The production secrets of our PDO Isigny Butter
Over the centuries, the way in which we make our Butter has changed very little. The cream is churned to form small grains of butter, which are washed with pure water and then kneaded until a smooth texture is obtained.
To obtain this texture and the flavours that are so characteristic of our Isigny Butter, we carefully select the natural fermenting agents that give it all these qualities. These are the essential stages in making Isigny Butter:
- Skimming: the milk is separated into two components: the fat and the skimmed milk. The fat must be separated from the skimmed milk.
- Pasteurising the cream: this stage eliminates the germs that are naturally present in the cream.
- Addition of lactic fermenting agents so that the Butter develops all of its flavours and specific texture..
- Churning: to transform the Cream into Butter. During this stage, repeated vigorous mixing isolates the fat globules and binds them together to form grains of butter.
- Washing: to remove the buttermilk once and for all, the butter grains are washed in pure water.
- Kneading: this stage binds the butter grains together and homogenises the product, which is then moulded and packaged.

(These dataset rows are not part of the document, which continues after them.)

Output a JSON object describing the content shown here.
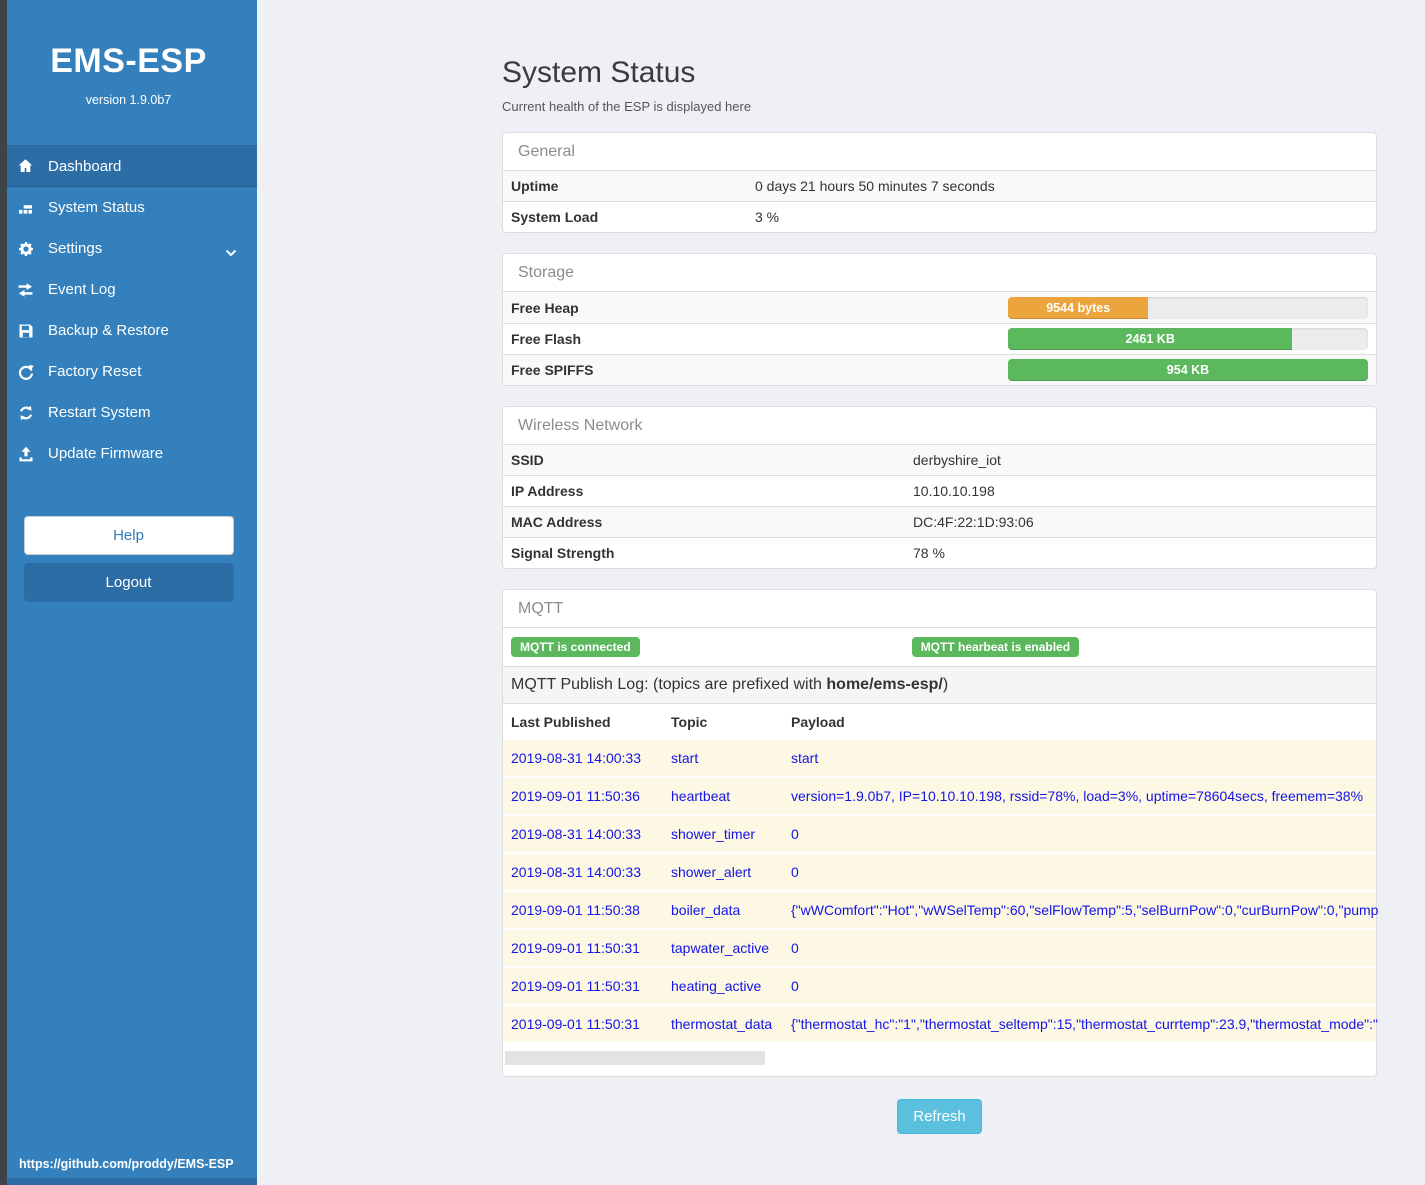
{
  "sidebar": {
    "title": "EMS-ESP",
    "version": "version 1.9.0b7",
    "items": [
      {
        "label": "Dashboard",
        "icon": "home-icon",
        "active": true
      },
      {
        "label": "System Status",
        "icon": "system-status-icon",
        "active": false
      },
      {
        "label": "Settings",
        "icon": "gear-icon",
        "active": false,
        "chevron": true
      },
      {
        "label": "Event Log",
        "icon": "exchange-icon",
        "active": false
      },
      {
        "label": "Backup & Restore",
        "icon": "save-icon",
        "active": false
      },
      {
        "label": "Factory Reset",
        "icon": "rotate-right-icon",
        "active": false
      },
      {
        "label": "Restart System",
        "icon": "refresh-icon",
        "active": false
      },
      {
        "label": "Update Firmware",
        "icon": "upload-icon",
        "active": false
      }
    ],
    "help_label": "Help",
    "logout_label": "Logout",
    "footer_link": "https://github.com/proddy/EMS-ESP"
  },
  "header": {
    "title": "System Status",
    "subtitle": "Current health of the ESP is displayed here"
  },
  "panels": {
    "general": {
      "title": "General",
      "rows": [
        {
          "label": "Uptime",
          "value": "0 days 21 hours 50 minutes 7 seconds"
        },
        {
          "label": "System Load",
          "value": "3 %"
        }
      ]
    },
    "storage": {
      "title": "Storage",
      "rows": [
        {
          "label": "Free Heap",
          "bar_label": "9544 bytes",
          "percent": 39,
          "color": "#eca43c"
        },
        {
          "label": "Free Flash",
          "bar_label": "2461 KB",
          "percent": 79,
          "color": "#5cb85c"
        },
        {
          "label": "Free SPIFFS",
          "bar_label": "954 KB",
          "percent": 100,
          "color": "#5cb85c"
        }
      ]
    },
    "wireless": {
      "title": "Wireless Network",
      "rows": [
        {
          "label": "SSID",
          "value": "derbyshire_iot"
        },
        {
          "label": "IP Address",
          "value": "10.10.10.198"
        },
        {
          "label": "MAC Address",
          "value": "DC:4F:22:1D:93:06"
        },
        {
          "label": "Signal Strength",
          "value": "78 %"
        }
      ]
    },
    "mqtt": {
      "title": "MQTT",
      "badges": [
        "MQTT is connected",
        "MQTT hearbeat is enabled"
      ],
      "log_intro_prefix": "MQTT Publish Log: (topics are prefixed with ",
      "log_intro_bold": "home/ems-esp/",
      "log_intro_suffix": ")",
      "columns": [
        "Last Published",
        "Topic",
        "Payload"
      ],
      "rows": [
        {
          "time": "2019-08-31 14:00:33",
          "topic": "start",
          "payload": "start"
        },
        {
          "time": "2019-09-01 11:50:36",
          "topic": "heartbeat",
          "payload": "version=1.9.0b7, IP=10.10.10.198, rssid=78%, load=3%, uptime=78604secs, freemem=38%"
        },
        {
          "time": "2019-08-31 14:00:33",
          "topic": "shower_timer",
          "payload": "0"
        },
        {
          "time": "2019-08-31 14:00:33",
          "topic": "shower_alert",
          "payload": "0"
        },
        {
          "time": "2019-09-01 11:50:38",
          "topic": "boiler_data",
          "payload": "{\"wWComfort\":\"Hot\",\"wWSelTemp\":60,\"selFlowTemp\":5,\"selBurnPow\":0,\"curBurnPow\":0,\"pump"
        },
        {
          "time": "2019-09-01 11:50:31",
          "topic": "tapwater_active",
          "payload": "0"
        },
        {
          "time": "2019-09-01 11:50:31",
          "topic": "heating_active",
          "payload": "0"
        },
        {
          "time": "2019-09-01 11:50:31",
          "topic": "thermostat_data",
          "payload": "{\"thermostat_hc\":\"1\",\"thermostat_seltemp\":15,\"thermostat_currtemp\":23.9,\"thermostat_mode\":\""
        }
      ]
    }
  },
  "refresh_label": "Refresh",
  "colors": {
    "sidebar": "#3380bd",
    "sidebar_active": "#2d6da5",
    "success": "#5cb85c",
    "warning": "#eca43c",
    "info": "#5bc0de",
    "log_text": "#1414e8",
    "row_highlight": "#fcf8e3"
  }
}
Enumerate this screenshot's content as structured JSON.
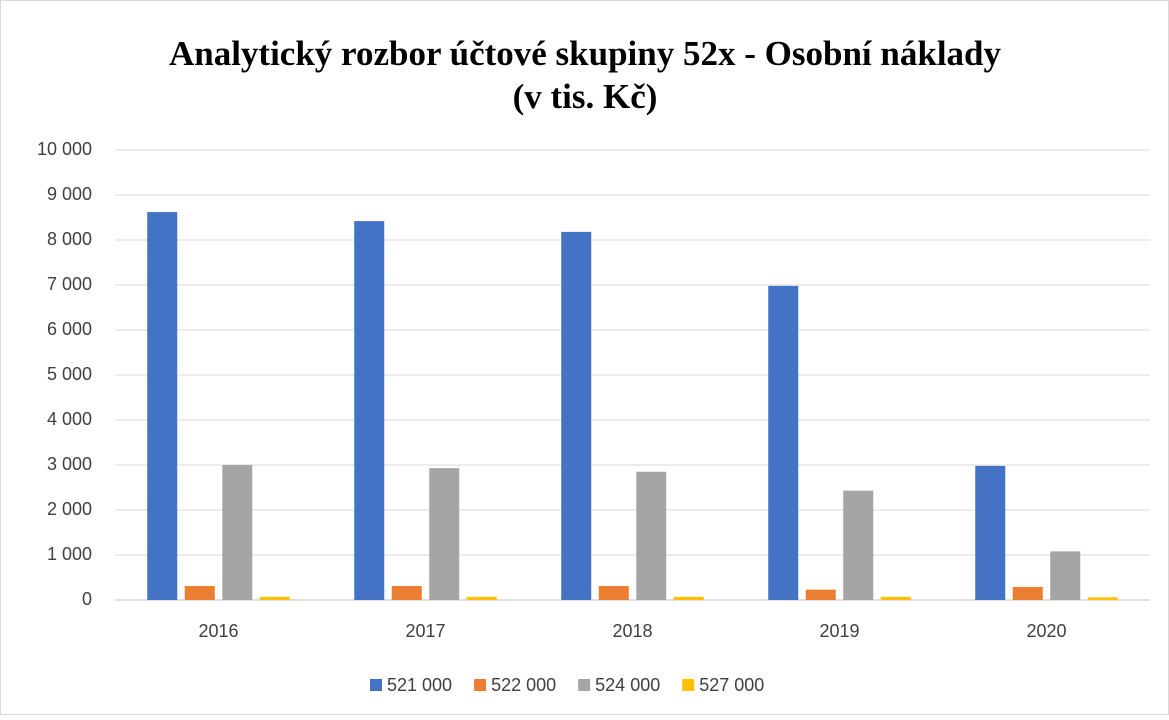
{
  "chart_data": {
    "type": "bar",
    "title": [
      "Analytický rozbor účtové skupiny 52x - Osobní náklady",
      "(v tis. Kč)"
    ],
    "categories": [
      "2016",
      "2017",
      "2018",
      "2019",
      "2020"
    ],
    "series": [
      {
        "name": "521 000",
        "color": "#4472c4",
        "values": [
          8620,
          8420,
          8180,
          6980,
          2980
        ]
      },
      {
        "name": "522 000",
        "color": "#ed7d31",
        "values": [
          310,
          310,
          310,
          230,
          290
        ]
      },
      {
        "name": "524 000",
        "color": "#a5a5a5",
        "values": [
          3000,
          2930,
          2850,
          2430,
          1080
        ]
      },
      {
        "name": "527 000",
        "color": "#ffc000",
        "values": [
          70,
          70,
          70,
          70,
          60
        ]
      }
    ],
    "ylim": [
      0,
      10000
    ],
    "yticks": [
      0,
      {
        "value": 1000,
        "label": "1 000"
      },
      {
        "value": 2000,
        "label": "2 000"
      },
      {
        "value": 3000,
        "label": "3 000"
      },
      {
        "value": 4000,
        "label": "4 000"
      },
      {
        "value": 5000,
        "label": "5 000"
      },
      {
        "value": 6000,
        "label": "6 000"
      },
      {
        "value": 7000,
        "label": "7 000"
      },
      {
        "value": 8000,
        "label": "8 000"
      },
      {
        "value": 9000,
        "label": "9 000"
      },
      {
        "value": 10000,
        "label": "10 000"
      }
    ],
    "grid": true,
    "legend": "bottom"
  }
}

- Salting: to obtain salted butter, fine or coarse salt is added to the butter.
The signature of the terroir… Lactic fermenting agents, essential for making dairy products…
Lactic ferment agents selected by our Master Butter-Maker are added to the preparation.
These fermenting agents are taken from their original environment, the cradle of our long-standing know-how: the Isigny farms. They come from milk of a rare quality and are the signature of the terroir, guaranteeing the unique character of our Butter.
For decades, our Isigny Sainte-Mère Cooperative has been creating cultures and breeding its own lactic fermenting agents in order to preserve the particular character and complexity of the flavours of its products.